It’s a question you may hear often after having a baby, especially in those early years, when the thoughts are still fresh. Tell us your birth story. How long were you in labor? What techniques did your Doula use? What supportive practices did you engage in with your partner? Did you have a partner? Was your Mother there? Did you tape it? Did you get the epidural? Did you poop on the table?
These aren’t unimportant questions, and the birth experience – like all milestone experiences in our lives, good and bad, deserves to be talked about. As potentially one of the most important, terrifying, and difficult things a women may experience in her life, it’s not an insignificant part of a dialogue that helps women feel empowered by their most difficult moments and validated by having a genuine audience to whom they can speak freely about those moments.

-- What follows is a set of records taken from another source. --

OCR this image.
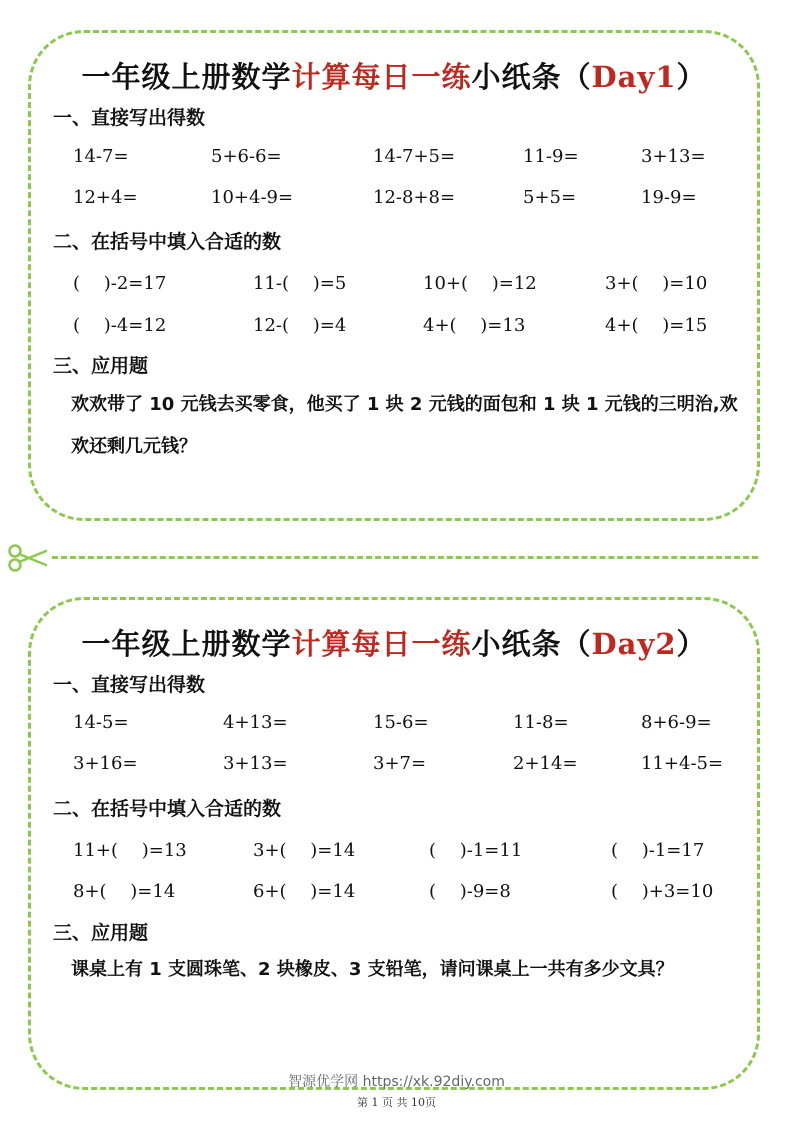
一年级上册数学计算每日一练小纸条（Day1）
一、直接写出得数
14-7=	5+6-6=	14-7+5=	11-9=	3+13=
12+4=	10+4-9=	12-8+8=	5+5=	19-9=
二、在括号中填入合适的数
(　 )-2=17	11-(　 )=5	10+(　 )=12	3+(　 )=10
(　 )-4=12	12-(　 )=4	4+(　 )=13	4+(　 )=15
三、应用题
欢欢带了 10 元钱去买零食，他买了 1 块 2 元钱的面包和 1 块 1 元钱的三明治,欢欢还剩几元钱？
一年级上册数学计算每日一练小纸条（Day2）
一、直接写出得数
14-5=	4+13=	15-6=	11-8=	8+6-9=
3+16=	3+13=	3+7=	2+14=	11+4-5=
二、在括号中填入合适的数
11+(　 )=13	3+(　 )=14	(　 )-1=11	(　 )-1=17
8+(　 )=14	6+(　 )=14	(　 )-9=8	(　 )+3=10
三、应用题
课桌上有 1 支圆珠笔、2 块橡皮、3 支铅笔，请问课桌上一共有多少文具？
智源优学网 https://xk.92diy.com
第 1 页 共 10页
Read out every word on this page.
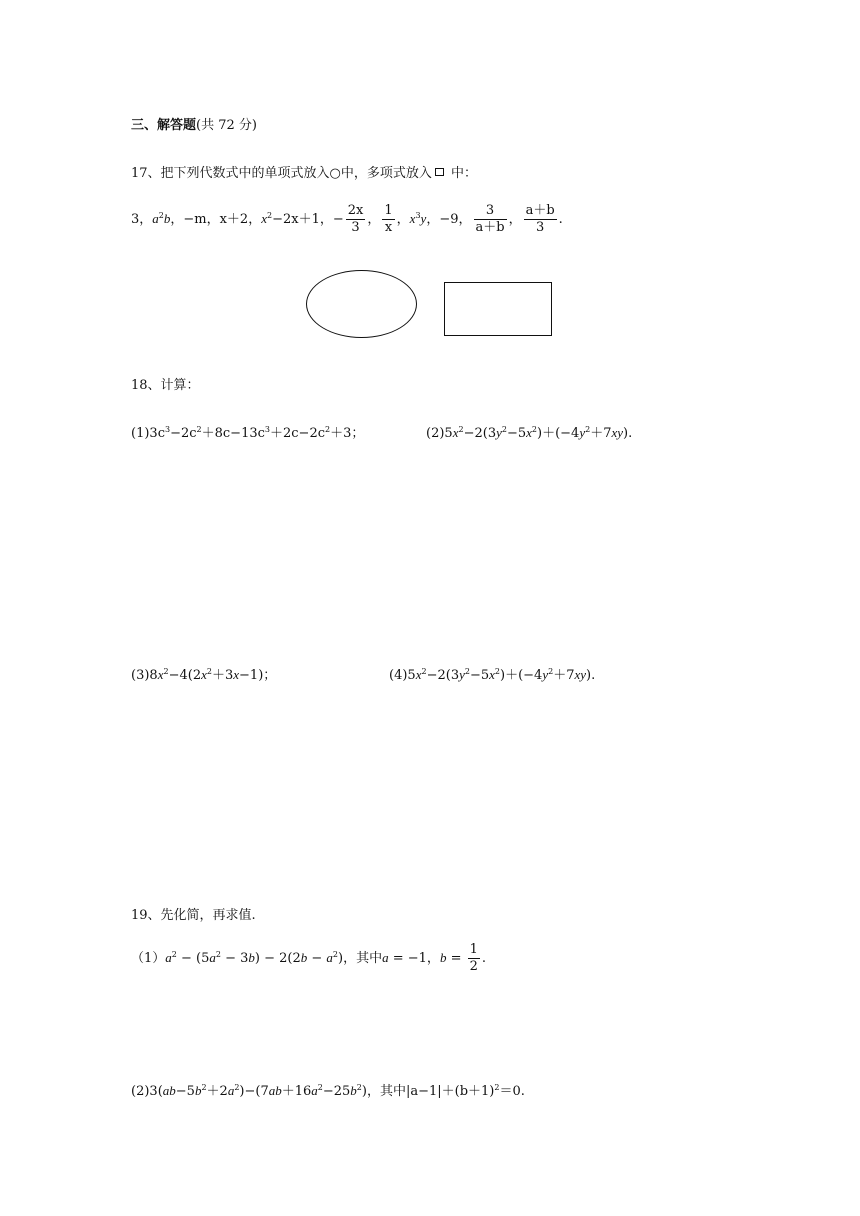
三、解答题(共 72 分)
17、把下列代数式中的单项式放入○中，多项式放入 中：
3，$a^2b$，−m，x＋2，$x^2-2x+1$，− $\frac{2x}{3}$ ， $\frac{1}{x}$ ，$x^3y$，−9， $\frac{3}{a+b}$ ， $\frac{a+b}{3}$ .
18、计算：
$(1)3c^3-2c^2+8c-13c^3+2c-2c^2+3$；	$(2)5x^2-2(3y^2-5x^2)+(-4y^2+7xy)$.
$(3)8x^2-4(2x^2+3x-1)$；	$(4)5x^2-2(3y^2-5x^2)+(-4y^2+7xy)$.
19、先化简，再求值.
$(1)a^2 - (5a^2 - 3b) - 2(2b - a^2)$，其中a = −1，$b = \frac{1}{2}$ .
$(2)3(ab-5b^2+2a^2)-(7ab+16a^2-25b^2)$，其中$|a-1|+(b+1)^2=0$.
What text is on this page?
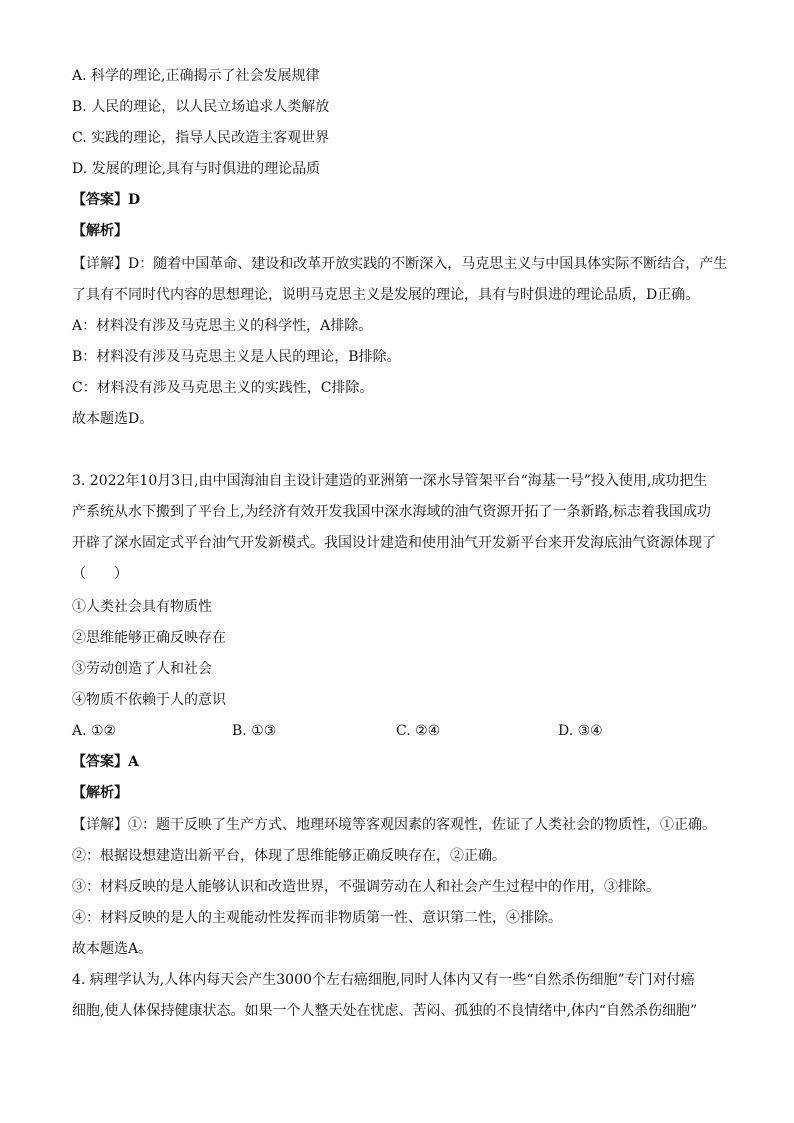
A. 科学的理论,正确揭示了社会发展规律
B. 人民的理论，以人民立场追求人类解放
C. 实践的理论，指导人民改造主客观世界
D. 发展的理论,具有与时俱进的理论品质
【答案】D
【解析】
【详解】D：随着中国革命、建设和改革开放实践的不断深入，马克思主义与中国具体实际不断结合，产生
了具有不同时代内容的思想理论，说明马克思主义是发展的理论，具有与时俱进的理论品质，D正确。
A：材料没有涉及马克思主义的科学性，A排除。
B：材料没有涉及马克思主义是人民的理论，B排除。
C：材料没有涉及马克思主义的实践性，C排除。
故本题选D。
3. 2022年10月3日,由中国海油自主设计建造的亚洲第一深水导管架平台“海基一号”投入使用,成功把生
产系统从水下搬到了平台上,为经济有效开发我国中深水海域的油气资源开拓了一条新路,标志着我国成功
开辟了深水固定式平台油气开发新模式。我国设计建造和使用油气开发新平台来开发海底油气资源体现了
（　　）
①人类社会具有物质性
②思维能够正确反映存在
③劳动创造了人和社会
④物质不依赖于人的意识
A. ①②	B. ①③	C. ②④	D. ③④
【答案】A
【解析】
【详解】①：题干反映了生产方式、地理环境等客观因素的客观性，佐证了人类社会的物质性，①正确。
②：根据设想建造出新平台，体现了思维能够正确反映存在，②正确。
③：材料反映的是人能够认识和改造世界，不强调劳动在人和社会产生过程中的作用，③排除。
④：材料反映的是人的主观能动性发挥而非物质第一性、意识第二性，④排除。
故本题选A。
4. 病理学认为,人体内每天会产生3000个左右癌细胞,同时人体内又有一些“自然杀伤细胞”专门对付癌
细胞,使人体保持健康状态。如果一个人整天处在忧虑、苦闷、孤独的不良情绪中,体内“自然杀伤细胞”
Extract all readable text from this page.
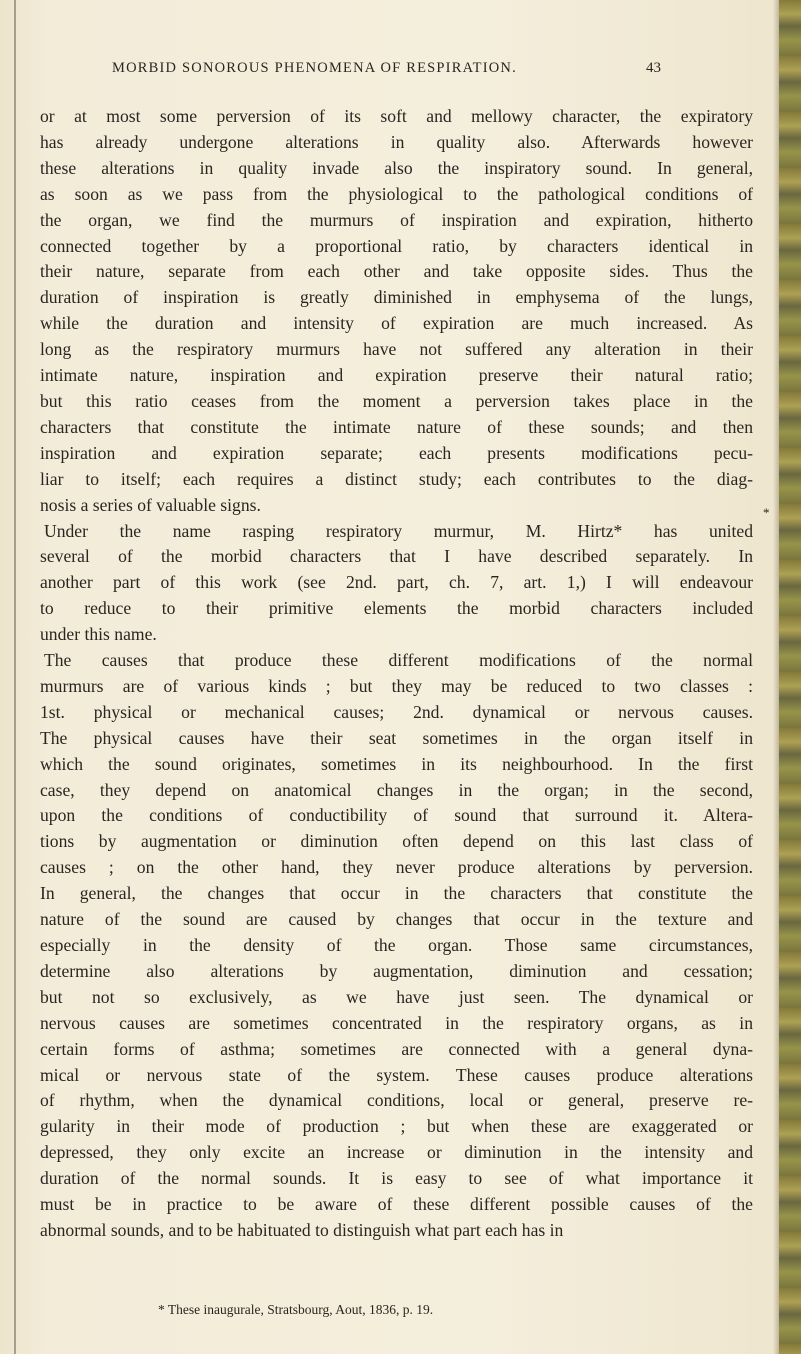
MORBID SONOROUS PHENOMENA OF RESPIRATION.	43
or at most some perversion of its soft and mellowy character, the expiratory
has already undergone alterations in quality also. Afterwards however
these alterations in quality invade also the inspiratory sound. In general,
as soon as we pass from the physiological to the pathological conditions of
the organ, we find the murmurs of inspiration and expiration, hitherto
connected together by a proportional ratio, by characters identical in
their nature, separate from each other and take opposite sides. Thus the
duration of inspiration is greatly diminished in emphysema of the lungs,
while the duration and intensity of expiration are much increased. As
long as the respiratory murmurs have not suffered any alteration in their
intimate nature, inspiration and expiration preserve their natural ratio;
but this ratio ceases from the moment a perversion takes place in the
characters that constitute the intimate nature of these sounds; and then
inspiration and expiration separate; each presents modifications pecu-
liar to itself; each requires a distinct study; each contributes to the diag-
nosis a series of valuable signs.
Under the name rasping respiratory murmur, M. Hirtz* has united
several of the morbid characters that I have described separately. In
another part of this work (see 2nd. part, ch. 7, art. 1,) I will endeavour
to reduce to their primitive elements the morbid characters included
under this name.
The causes that produce these different modifications of the normal
murmurs are of various kinds ; but they may be reduced to two classes :
1st. physical or mechanical causes; 2nd. dynamical or nervous causes.
The physical causes have their seat sometimes in the organ itself in
which the sound originates, sometimes in its neighbourhood. In the first
case, they depend on anatomical changes in the organ; in the second,
upon the conditions of conductibility of sound that surround it. Altera-
tions by augmentation or diminution often depend on this last class of
causes ; on the other hand, they never produce alterations by perversion.
In general, the changes that occur in the characters that constitute the
nature of the sound are caused by changes that occur in the texture and
especially in the density of the organ. Those same circumstances,
determine also alterations by augmentation, diminution and cessation;
but not so exclusively, as we have just seen. The dynamical or
nervous causes are sometimes concentrated in the respiratory organs, as in
certain forms of asthma; sometimes are connected with a general dyna-
mical or nervous state of the system. These causes produce alterations
of rhythm, when the dynamical conditions, local or general, preserve re-
gularity in their mode of production ; but when these are exaggerated or
depressed, they only excite an increase or diminution in the intensity and
duration of the normal sounds. It is easy to see of what importance it
must be in practice to be aware of these different possible causes of the
abnormal sounds, and to be habituated to distinguish what part each has in
*
* These inaugurale, Stratsbourg, Aout, 1836, p. 19.
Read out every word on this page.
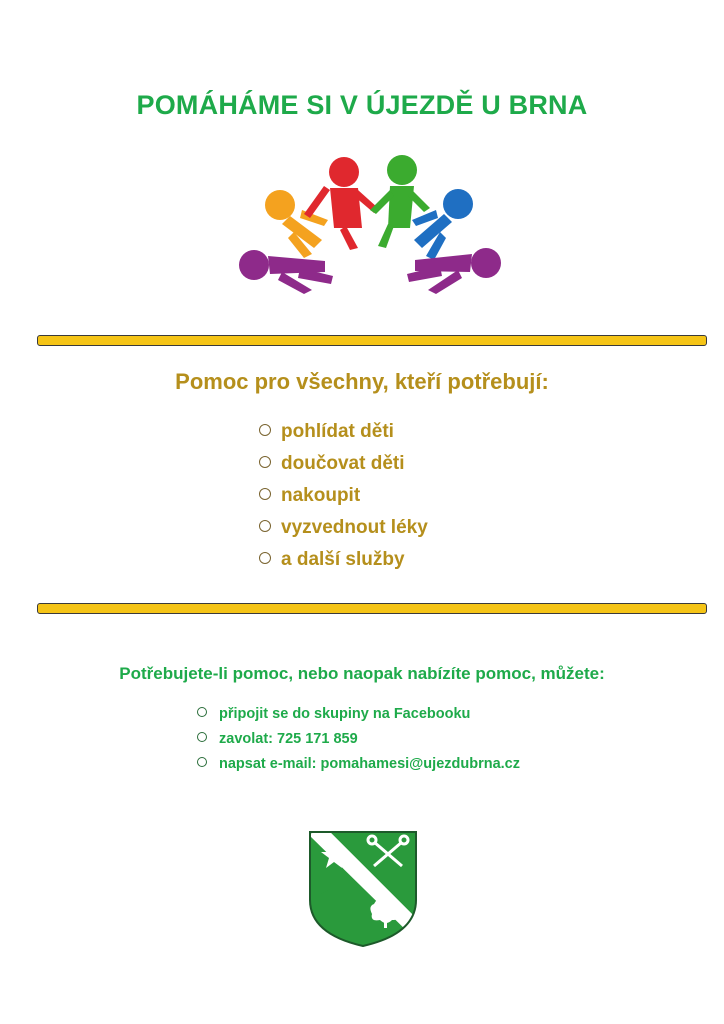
POMÁHÁME SI V ÚJEZDĚ U BRNA
Pomoc pro všechny, kteří potřebují:
pohlídat děti
doučovat děti
nakoupit
vyzvednout léky
a další služby
Potřebujete-li pomoc, nebo naopak nabízíte pomoc, můžete:
připojit se do skupiny na Facebooku
zavolat: 725 171 859
napsat e-mail: pomahamesi@ujezdubrna.cz
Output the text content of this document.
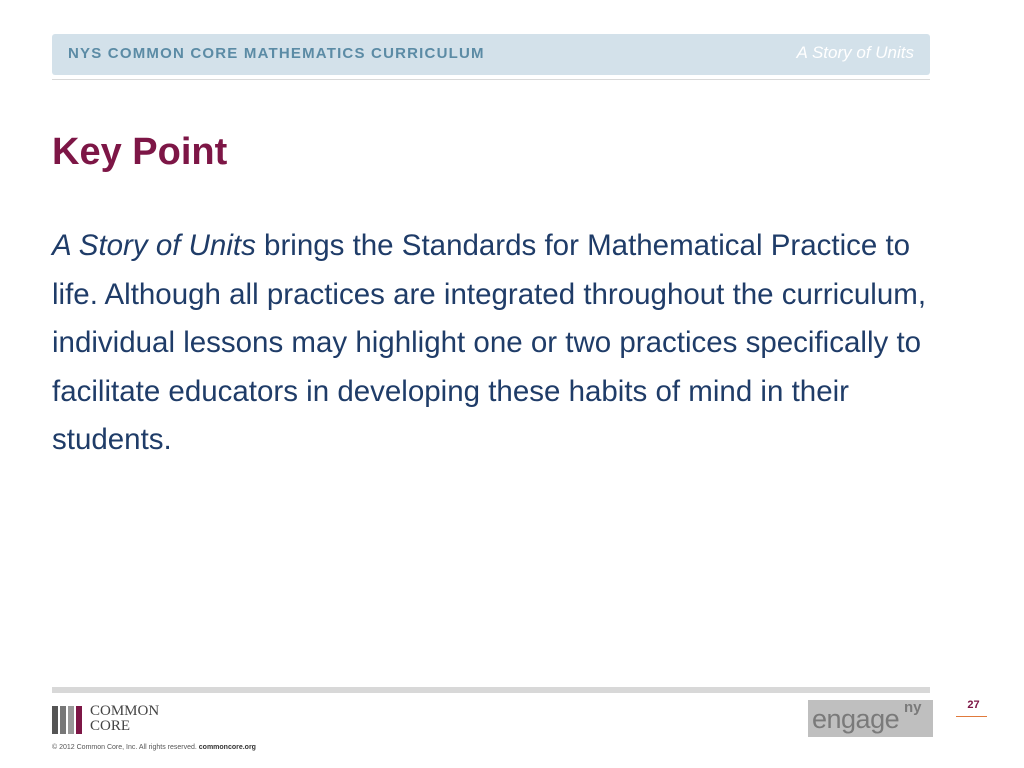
NYS COMMON CORE MATHEMATICS CURRICULUM	A Story of Units
Key Point

A Story of Units brings the Standards for Mathematical Practice to life. Although all practices are integrated throughout the curriculum, individual lessons may highlight one or two practices specifically to facilitate educators in developing these habits of mind in their students.

COMMON
CORE
© 2012 Common Core, Inc. All rights reserved. commoncore.org
engage ny	27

But it’s also said that giving birth is one of the most joyful acts of life, and this might be where we misstep. It can be joyful, to be sure, but the gravity of joy you feel as a parent when, say, your children look at you in earnest and tell you that they love you, or you look up from where you’re standing in the living room to find your 12 month old dancing to a commercial jingle for the first time, or even as you watch your four year old enthusiastically enjoy a popsicle.
Sometimes what happens is that instead of putting the birth story in the context of a range of moments (if we’re lucky, a long and full one), we approach it as the capstone of pregnancy, with more weight than it maybe deserves. After all, you usually spend a lot of time talking about it, thinking about it, and preparing for it – reading books, attending birthing classes, grilling your midwife or OB, and asking other women to share their own story. We write birth plans and give them, alongside baskets of chocolate chip cookies, to our team of birthing-center nurses, or we sit in classes for 12 or 16 or 20 consecutive Saturdays practicing the ways to breathe, the ways to squat, the best ways for our partners to coach us.
So this is probably why, when it doesn’t go the way we planned, it can truly feel devastating. We wanted a natural birth, but we had a C-section. We planned for a home birth, but we ended up at the hospital. We knew we needed an epidural, but we didn’t get to Labor and Delivery in time. Those feelings of hurt or disappointment or worry aren’t invalid. For a first-time parent undergoing such a vulnerable act in combination with such a huge life change, it may become even more magnified. One coping effort might be to try to shift our focus to incorporate the whole context of the experience – the birth isn’t the end of pregnancy, it’s the start of our child’s life, and there’s so much more coming for us that, at the end of the day, how they got here might hardly matter.
For many parents, there isn’t even a birth story to share. Or maybe there is, but it isn’t theirs. For families who come to the wonder of parenthood by the way of surrogacy or adoption, there are many joyous experiences of wonder and bonding that take place beyond the delivery room, and that’s true for biological parents too. It’s great to plan ahead, to be prepared, to have an ideal and then to work toward it, but the birth of a baby is just one small part of the many wondrous experiences we’ve been gifted – a whole new life story that we’ll get to tell, and the birth is just one tiny, tiny moment among it.